Adelman: Nintendo is not only a Japanese company, it is a Kyoto-based company. For people who aren’t familiar, Kyoto-based are to Japanese companies as Japanese companies are to US companies. They’re very traditional, and very focused on hierarchy and group decision making. Unfortunately, that creates a culture where everyone is an advisor and no one is a decision maker – but almost everyone has veto power.

Even Mr. Iwata is often loathe to make a decision that will alienate one of the executives in Japan, so to get anything done, it requires laying a lot of groundwork: talking to the different groups, securing their buy-in, and using that buy-in to get others on board. At the subsidiary level, this is even more pronounced, since people have to go through this process first at NOA or NOE (or sometimes both) and then all over again with headquarters. All of this is not necessarily a bad thing, though it can be very inefficient and time consuming. The biggest risk is that at any step in that process, if someone flat out says no, the proposal is as good as dead. So in general, bolder ideas don’t get through the process unless they originate at the top.
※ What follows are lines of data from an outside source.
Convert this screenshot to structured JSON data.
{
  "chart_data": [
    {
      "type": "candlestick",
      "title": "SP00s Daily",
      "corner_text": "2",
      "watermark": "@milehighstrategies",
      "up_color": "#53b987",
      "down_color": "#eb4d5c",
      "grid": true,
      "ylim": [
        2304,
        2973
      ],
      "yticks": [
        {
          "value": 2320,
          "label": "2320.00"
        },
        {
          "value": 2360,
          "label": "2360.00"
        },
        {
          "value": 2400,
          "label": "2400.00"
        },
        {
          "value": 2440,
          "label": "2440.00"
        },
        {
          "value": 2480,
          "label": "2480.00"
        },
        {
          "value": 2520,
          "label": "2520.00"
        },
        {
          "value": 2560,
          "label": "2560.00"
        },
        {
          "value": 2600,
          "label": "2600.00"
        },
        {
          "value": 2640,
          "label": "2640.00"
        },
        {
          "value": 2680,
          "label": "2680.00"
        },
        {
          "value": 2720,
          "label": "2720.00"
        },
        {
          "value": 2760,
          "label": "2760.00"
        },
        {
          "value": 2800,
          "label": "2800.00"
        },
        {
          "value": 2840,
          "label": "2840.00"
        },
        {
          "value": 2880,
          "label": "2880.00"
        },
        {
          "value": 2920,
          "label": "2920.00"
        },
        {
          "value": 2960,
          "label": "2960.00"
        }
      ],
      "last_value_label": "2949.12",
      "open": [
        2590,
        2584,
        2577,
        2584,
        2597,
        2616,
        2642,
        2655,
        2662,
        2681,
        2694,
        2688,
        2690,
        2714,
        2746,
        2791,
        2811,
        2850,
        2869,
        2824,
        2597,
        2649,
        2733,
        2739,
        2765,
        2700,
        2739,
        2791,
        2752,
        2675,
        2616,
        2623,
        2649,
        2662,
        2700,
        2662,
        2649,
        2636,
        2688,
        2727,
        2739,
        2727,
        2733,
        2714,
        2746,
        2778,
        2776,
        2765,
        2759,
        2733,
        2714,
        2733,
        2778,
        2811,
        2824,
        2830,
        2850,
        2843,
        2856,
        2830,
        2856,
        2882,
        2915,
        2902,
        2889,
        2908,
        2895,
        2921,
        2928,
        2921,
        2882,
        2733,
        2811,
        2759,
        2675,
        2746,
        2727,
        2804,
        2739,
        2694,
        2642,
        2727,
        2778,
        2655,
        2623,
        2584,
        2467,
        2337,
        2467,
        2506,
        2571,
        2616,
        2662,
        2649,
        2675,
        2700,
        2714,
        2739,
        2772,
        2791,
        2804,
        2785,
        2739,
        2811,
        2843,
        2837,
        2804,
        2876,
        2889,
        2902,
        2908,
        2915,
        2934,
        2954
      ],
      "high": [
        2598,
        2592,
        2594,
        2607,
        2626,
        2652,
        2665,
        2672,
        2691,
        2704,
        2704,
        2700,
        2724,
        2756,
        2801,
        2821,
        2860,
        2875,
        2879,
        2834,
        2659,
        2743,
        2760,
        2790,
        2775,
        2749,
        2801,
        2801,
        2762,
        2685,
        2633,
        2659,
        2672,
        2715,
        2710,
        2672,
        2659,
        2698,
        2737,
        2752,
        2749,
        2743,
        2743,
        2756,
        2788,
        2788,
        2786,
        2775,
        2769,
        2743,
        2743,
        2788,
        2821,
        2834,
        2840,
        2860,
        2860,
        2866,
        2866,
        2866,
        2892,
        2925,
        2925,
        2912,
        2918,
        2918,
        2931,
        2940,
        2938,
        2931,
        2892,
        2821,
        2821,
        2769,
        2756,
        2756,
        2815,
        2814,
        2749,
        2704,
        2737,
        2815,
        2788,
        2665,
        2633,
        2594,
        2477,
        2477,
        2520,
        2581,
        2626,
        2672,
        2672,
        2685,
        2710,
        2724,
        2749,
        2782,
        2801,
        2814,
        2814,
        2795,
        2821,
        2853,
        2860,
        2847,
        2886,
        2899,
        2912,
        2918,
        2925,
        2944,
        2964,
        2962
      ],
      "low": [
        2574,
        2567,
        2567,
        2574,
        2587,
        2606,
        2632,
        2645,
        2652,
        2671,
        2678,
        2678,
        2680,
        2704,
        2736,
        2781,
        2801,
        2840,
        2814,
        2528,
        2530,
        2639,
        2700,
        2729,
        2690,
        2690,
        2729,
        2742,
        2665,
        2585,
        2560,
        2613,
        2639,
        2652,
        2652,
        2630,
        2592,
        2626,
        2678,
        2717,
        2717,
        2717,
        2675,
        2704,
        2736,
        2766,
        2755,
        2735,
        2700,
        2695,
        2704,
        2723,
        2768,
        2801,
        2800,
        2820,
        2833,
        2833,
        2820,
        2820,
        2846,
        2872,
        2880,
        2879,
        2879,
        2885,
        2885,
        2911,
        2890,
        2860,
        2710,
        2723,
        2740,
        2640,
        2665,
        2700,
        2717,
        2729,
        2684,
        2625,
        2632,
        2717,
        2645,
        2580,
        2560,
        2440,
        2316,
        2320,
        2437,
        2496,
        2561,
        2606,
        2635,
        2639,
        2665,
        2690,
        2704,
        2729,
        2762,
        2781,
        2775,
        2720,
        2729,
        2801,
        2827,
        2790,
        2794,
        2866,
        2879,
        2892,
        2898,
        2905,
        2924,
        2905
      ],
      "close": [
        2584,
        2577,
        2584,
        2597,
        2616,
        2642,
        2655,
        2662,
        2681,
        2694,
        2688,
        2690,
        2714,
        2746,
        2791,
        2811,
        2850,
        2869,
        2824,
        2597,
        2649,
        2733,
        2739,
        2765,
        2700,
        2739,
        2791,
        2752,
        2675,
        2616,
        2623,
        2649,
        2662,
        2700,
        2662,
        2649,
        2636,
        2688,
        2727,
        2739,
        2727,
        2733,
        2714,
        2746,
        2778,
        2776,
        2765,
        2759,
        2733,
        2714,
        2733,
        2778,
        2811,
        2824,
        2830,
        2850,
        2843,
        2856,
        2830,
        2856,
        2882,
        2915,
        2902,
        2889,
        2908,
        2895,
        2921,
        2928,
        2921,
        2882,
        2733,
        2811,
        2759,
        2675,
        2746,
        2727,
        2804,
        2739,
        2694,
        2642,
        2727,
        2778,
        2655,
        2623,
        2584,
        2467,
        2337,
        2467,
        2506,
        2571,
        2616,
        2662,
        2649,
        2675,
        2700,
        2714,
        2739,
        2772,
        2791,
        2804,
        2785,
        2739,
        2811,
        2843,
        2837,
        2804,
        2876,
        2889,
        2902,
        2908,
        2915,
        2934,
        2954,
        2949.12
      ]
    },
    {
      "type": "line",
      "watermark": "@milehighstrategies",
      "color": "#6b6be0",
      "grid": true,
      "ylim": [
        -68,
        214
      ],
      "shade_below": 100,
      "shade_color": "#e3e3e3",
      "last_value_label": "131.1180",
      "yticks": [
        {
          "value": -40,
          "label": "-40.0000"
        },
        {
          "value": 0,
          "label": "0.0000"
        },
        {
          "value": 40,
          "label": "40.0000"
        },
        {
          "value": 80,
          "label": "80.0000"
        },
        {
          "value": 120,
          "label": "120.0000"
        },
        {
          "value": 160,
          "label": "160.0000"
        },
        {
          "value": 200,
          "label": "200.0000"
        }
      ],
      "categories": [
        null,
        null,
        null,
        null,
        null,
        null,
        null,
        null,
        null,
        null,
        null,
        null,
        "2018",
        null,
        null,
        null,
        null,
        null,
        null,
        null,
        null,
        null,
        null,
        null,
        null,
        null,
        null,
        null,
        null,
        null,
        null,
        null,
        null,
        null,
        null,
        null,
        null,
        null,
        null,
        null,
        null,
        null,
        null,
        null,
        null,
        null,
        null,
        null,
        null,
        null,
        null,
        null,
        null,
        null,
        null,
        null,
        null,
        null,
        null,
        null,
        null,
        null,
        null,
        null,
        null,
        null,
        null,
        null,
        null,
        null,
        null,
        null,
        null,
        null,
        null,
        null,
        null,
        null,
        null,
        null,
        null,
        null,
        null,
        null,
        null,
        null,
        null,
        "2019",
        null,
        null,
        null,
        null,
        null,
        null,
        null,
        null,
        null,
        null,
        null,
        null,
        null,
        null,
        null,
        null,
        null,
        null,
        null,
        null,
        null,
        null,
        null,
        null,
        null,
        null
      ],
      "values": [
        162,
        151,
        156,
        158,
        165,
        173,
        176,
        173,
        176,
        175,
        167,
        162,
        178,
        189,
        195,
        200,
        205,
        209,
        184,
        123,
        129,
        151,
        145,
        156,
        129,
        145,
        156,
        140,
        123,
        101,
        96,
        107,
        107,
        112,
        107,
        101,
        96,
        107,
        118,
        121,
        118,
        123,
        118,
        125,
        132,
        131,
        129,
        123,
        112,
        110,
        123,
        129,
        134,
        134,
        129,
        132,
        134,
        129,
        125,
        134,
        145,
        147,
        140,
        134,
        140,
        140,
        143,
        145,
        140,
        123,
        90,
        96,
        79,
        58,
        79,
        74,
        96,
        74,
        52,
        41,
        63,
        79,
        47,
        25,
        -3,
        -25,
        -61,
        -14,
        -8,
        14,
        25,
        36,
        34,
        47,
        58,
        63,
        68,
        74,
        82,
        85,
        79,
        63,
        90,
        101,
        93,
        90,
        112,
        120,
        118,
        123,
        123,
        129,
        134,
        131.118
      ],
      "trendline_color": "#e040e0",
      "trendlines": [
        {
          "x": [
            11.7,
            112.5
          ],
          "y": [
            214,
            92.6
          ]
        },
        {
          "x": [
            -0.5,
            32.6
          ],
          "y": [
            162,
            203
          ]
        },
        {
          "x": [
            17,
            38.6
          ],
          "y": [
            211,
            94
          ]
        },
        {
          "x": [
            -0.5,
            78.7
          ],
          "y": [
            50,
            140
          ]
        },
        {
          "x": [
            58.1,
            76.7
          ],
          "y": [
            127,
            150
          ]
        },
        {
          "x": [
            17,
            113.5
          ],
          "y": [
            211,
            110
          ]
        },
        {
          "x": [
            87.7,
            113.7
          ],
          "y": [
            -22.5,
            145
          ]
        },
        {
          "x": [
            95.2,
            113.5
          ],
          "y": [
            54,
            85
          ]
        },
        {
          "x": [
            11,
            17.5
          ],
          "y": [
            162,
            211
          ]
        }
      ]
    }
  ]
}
There are two other problems that come to mind. First, at the risk of sounding ageist, because of the hierarchical nature of Japanese companies, it winds up being that the most senior executives at the company cut their teeth during NES and Super NES days and do not really understand modern gaming, so adopting things like online gaming, account systems, friends lists, as well as understanding the rise of PC gaming has been very slow. Ideas often get shut down prematurely just because some people with the power to veto an idea simply don’t understand it.

The last problem is that there is very little reason to try and push these ideas. Risk taking is generally not really rewarded. Long-term loyalty is ultimately what gets rewarded, so the easiest path is simply to stay the course. I’d love to see Nintendo make a more concerted effort to encourage people at all levels of the company to feel empowered to push through ambitious proposals, and then get rewarded for doing so.